With his bees always with him, leading and teaching, Simonopio discovers he can see, hear and feel the future. His extraordinary gifts prove to be beneficial in sensing danger and protecting the Morales family during a time the world is being ravaged by the Spanish flu pandemic and with a revolution brewing. Ultimately he will need to use his gifts to protect himself from the one who he knows as "the coyote." 

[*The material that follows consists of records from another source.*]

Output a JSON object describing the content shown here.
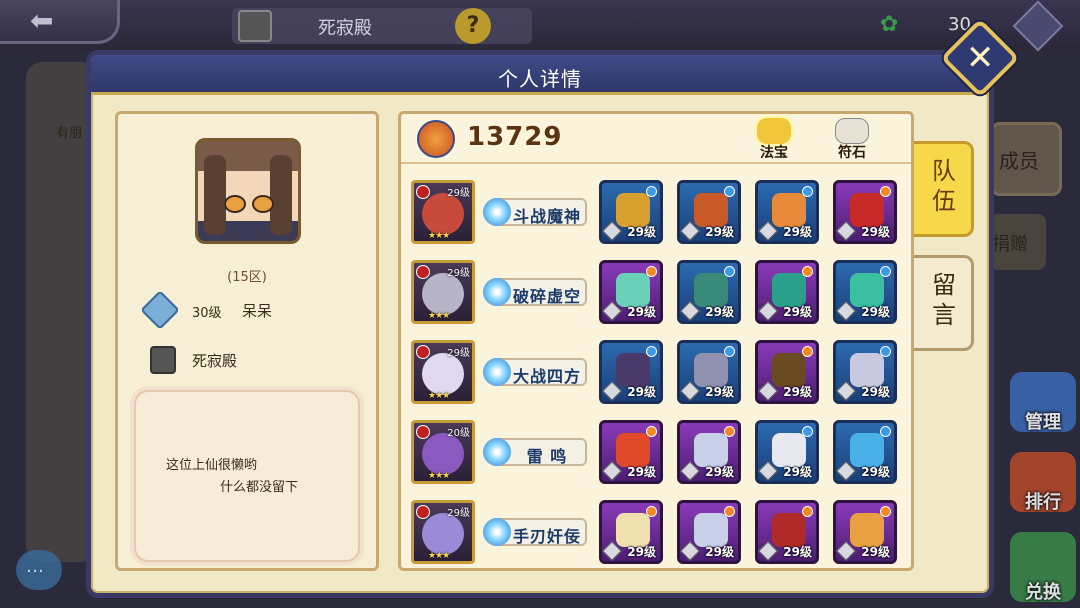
{
  "background": {
    "title": "死寂殿",
    "help_symbol": "?",
    "currency_value": "30",
    "left_panel_label": "有朋",
    "right_button_label": "成员",
    "right_button2_label": "捐赠",
    "side_buttons": [
      "管理",
      "排行",
      "兑换"
    ]
  },
  "modal": {
    "title": "个人详情",
    "close_symbol": "✕"
  },
  "profile": {
    "zone": "(15区)",
    "level": "30级",
    "name": "呆呆",
    "guild": "死寂殿",
    "message_line1": "这位上仙很懒哟",
    "message_line2": "什么都没留下"
  },
  "team": {
    "power": "13729",
    "tabs": [
      {
        "label": "法宝",
        "active": true
      },
      {
        "label": "符石",
        "active": false
      }
    ],
    "heroes": [
      {
        "level": "29级",
        "stars": "★★★",
        "skill": "斗战魔神",
        "portrait_color": "#c84a3a",
        "items": [
          {
            "rarity": "blue",
            "level": "29级",
            "color": "#d8a030"
          },
          {
            "rarity": "blue",
            "level": "29级",
            "color": "#c85a2a"
          },
          {
            "rarity": "blue",
            "level": "29级",
            "color": "#e88a3a"
          },
          {
            "rarity": "purple",
            "level": "29级",
            "color": "#c82a2a"
          }
        ]
      },
      {
        "level": "29级",
        "stars": "★★★",
        "skill": "破碎虚空",
        "portrait_color": "#b8b4c8",
        "items": [
          {
            "rarity": "purple",
            "level": "29级",
            "color": "#6ad0b8"
          },
          {
            "rarity": "blue",
            "level": "29级",
            "color": "#3a8a7a"
          },
          {
            "rarity": "purple",
            "level": "29级",
            "color": "#2aa08a"
          },
          {
            "rarity": "blue",
            "level": "29级",
            "color": "#3ac0a0"
          }
        ]
      },
      {
        "level": "29级",
        "stars": "★★★",
        "skill": "大战四方",
        "portrait_color": "#e0d8f0",
        "items": [
          {
            "rarity": "blue",
            "level": "29级",
            "color": "#4a3a6a"
          },
          {
            "rarity": "blue",
            "level": "29级",
            "color": "#9090b0"
          },
          {
            "rarity": "purple",
            "level": "29级",
            "color": "#6a4a20"
          },
          {
            "rarity": "blue",
            "level": "29级",
            "color": "#c8c8e0"
          }
        ]
      },
      {
        "level": "20级",
        "stars": "★★★",
        "skill": "雷 鸣",
        "portrait_color": "#8a5ac0",
        "items": [
          {
            "rarity": "purple",
            "level": "29级",
            "color": "#e04a2a"
          },
          {
            "rarity": "purple",
            "level": "29级",
            "color": "#c8d0e8"
          },
          {
            "rarity": "blue",
            "level": "29级",
            "color": "#e8e8f0"
          },
          {
            "rarity": "blue",
            "level": "29级",
            "color": "#4ab0e8"
          }
        ]
      },
      {
        "level": "29级",
        "stars": "★★★",
        "skill": "手刃奸佞",
        "portrait_color": "#9a8ad8",
        "items": [
          {
            "rarity": "purple",
            "level": "29级",
            "color": "#f0e0b0"
          },
          {
            "rarity": "purple",
            "level": "29级",
            "color": "#c8d0e8"
          },
          {
            "rarity": "purple",
            "level": "29级",
            "color": "#b02a2a"
          },
          {
            "rarity": "purple",
            "level": "29级",
            "color": "#e8a040"
          }
        ]
      }
    ]
  },
  "side_tabs": [
    {
      "label": "队伍",
      "active": true
    },
    {
      "label": "留言",
      "active": false
    }
  ],
  "colors": {
    "header": "#2f386c",
    "panel": "#f1e9c6",
    "active_tab": "#f7d84a"
  }
}
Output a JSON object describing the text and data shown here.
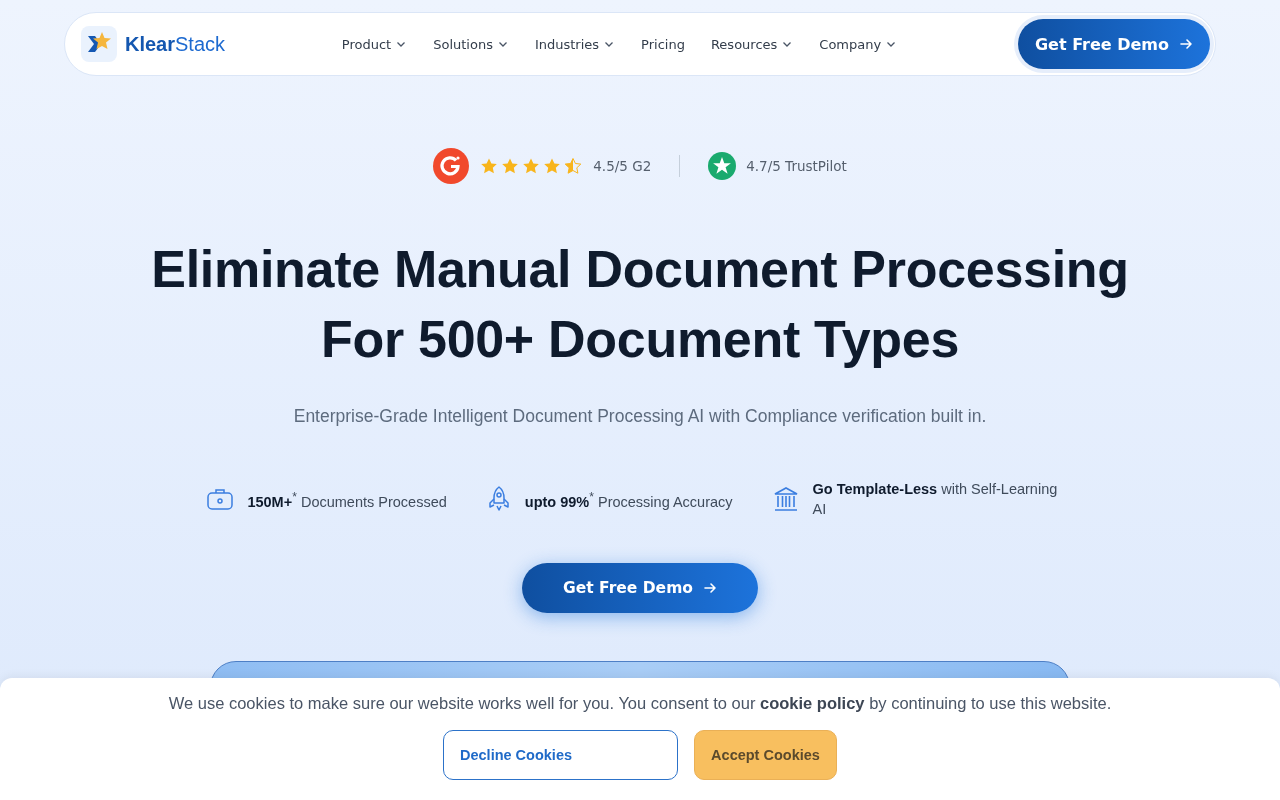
{
  "nav": {
    "logo": "**Klear**Stack",
    "items": [
      {
        "label": "Product",
        "dropdown": true
      },
      {
        "label": "Solutions",
        "dropdown": true
      },
      {
        "label": "Industries",
        "dropdown": true
      },
      {
        "label": "Pricing",
        "dropdown": false
      },
      {
        "label": "Resources",
        "dropdown": true
      },
      {
        "label": "Company",
        "dropdown": true
      }
    ],
    "cta": "Get Free Demo"
  },
  "ratings": [
    {
      "kind": "g2",
      "stars": 4.5,
      "text": "4.5/5 G2"
    },
    {
      "kind": "trustpilot",
      "text": "4.7/5 TrustPilot"
    }
  ],
  "headline": [
    "Eliminate Manual Document Processing",
    "For 500+ Document Types"
  ],
  "subtitle": "Enterprise-Grade Intelligent Document Processing AI with Compliance verification built in.",
  "stats": [
    {
      "kind": "toolbox",
      "text": "**150M+**$^{*}$ Documents Processed"
    },
    {
      "kind": "rocket",
      "text": "**upto 99%**$^{*}$ Processing Accuracy"
    },
    {
      "kind": "bank",
      "text": "**Go Template-Less** with Self-Learning AI"
    }
  ],
  "cta": "Get Free Demo",
  "cookie_banner": {
    "text_before": "We use cookies to make sure our website works well for you. You consent to our",
    "link": "cookie policy",
    "text_after": "by continuing to use this website.",
    "decline": "Decline Cookies",
    "accept": "Accept Cookies"
  }
}
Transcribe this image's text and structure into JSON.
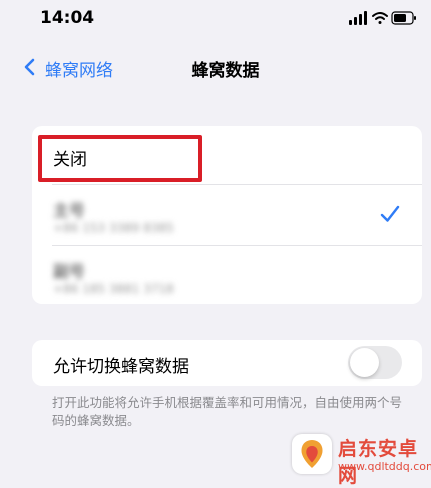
{
  "status_bar": {
    "time": "14:04"
  },
  "nav": {
    "back_label": "蜂窝网络",
    "title": "蜂窝数据"
  },
  "options": {
    "off_label": "关闭",
    "sims": [
      {
        "name": "主号",
        "number": "+86 153 3389 8385",
        "selected": true
      },
      {
        "name": "副号",
        "number": "+86 185 3881 3718",
        "selected": false
      }
    ]
  },
  "switching": {
    "label": "允许切换蜂窝数据",
    "enabled": false
  },
  "footer": {
    "note": "打开此功能将允许手机根据覆盖率和可用情况，自由使用两个号码的蜂窝数据。"
  },
  "watermark": {
    "title": "启东安卓网",
    "url": "www.qdltddq.com"
  },
  "colors": {
    "accent": "#2f7cf6",
    "highlight": "#d91e27",
    "background": "#f2f1f6"
  }
}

"The Murmur of Bees",  Sofia Segovia's first novel to be translated to English, has all the characteristics of a page turner: mystery, tragedy, magical realism and family drama, and yet, it is not a quick read. At almost five hundred pages, this is a book deserving of attention and patience. Like so many of my favorite books, my heart ached when I turned the last page. It was not the ending I had hoped for, yet it was the perfect ending. The last one hundred pages are beautiful; I immediately reread those last chapters just to more fully absorb, appreciate and ponder the beauty of it's conclusion.

Happy Reading!


  1. i always enjoy your book reviews, especially when you have such a positive reaction to what you have read!! "a page turner", now that sounds awesome!!

  2. I loved this book! I hope that you are well and that school is not too "crazy" during these strange times. Have a wonderful weekend Bonnie.

  3. Bonnie I must check out this book. It sounds wonderful. I am sure the library will have a copy or at least find one from a lending one. Hope you are keeping well as safe. I know the school year must be extremely challenging. Will be keeping you in my prayers. Take care friend. Hugs!

  4. This book sounds wonderful. Thanks for the recommendation!

  5. hi bonnie, i am waving back!! i was so happy to see your comment today!! i am well, i hope you are too!!!

  6. oh bonnie, i was so happy to see you today...and thrilled with the notion that you may be writing here again. chuck and i were in a pretty serious car accident, chuck was driving and it was not his fault. the other driver got 2 tickets. our car rolled over several times and is totaled. chuck was not hurt, i have some broken bones but otherwise i am ok. it happened on october 6th.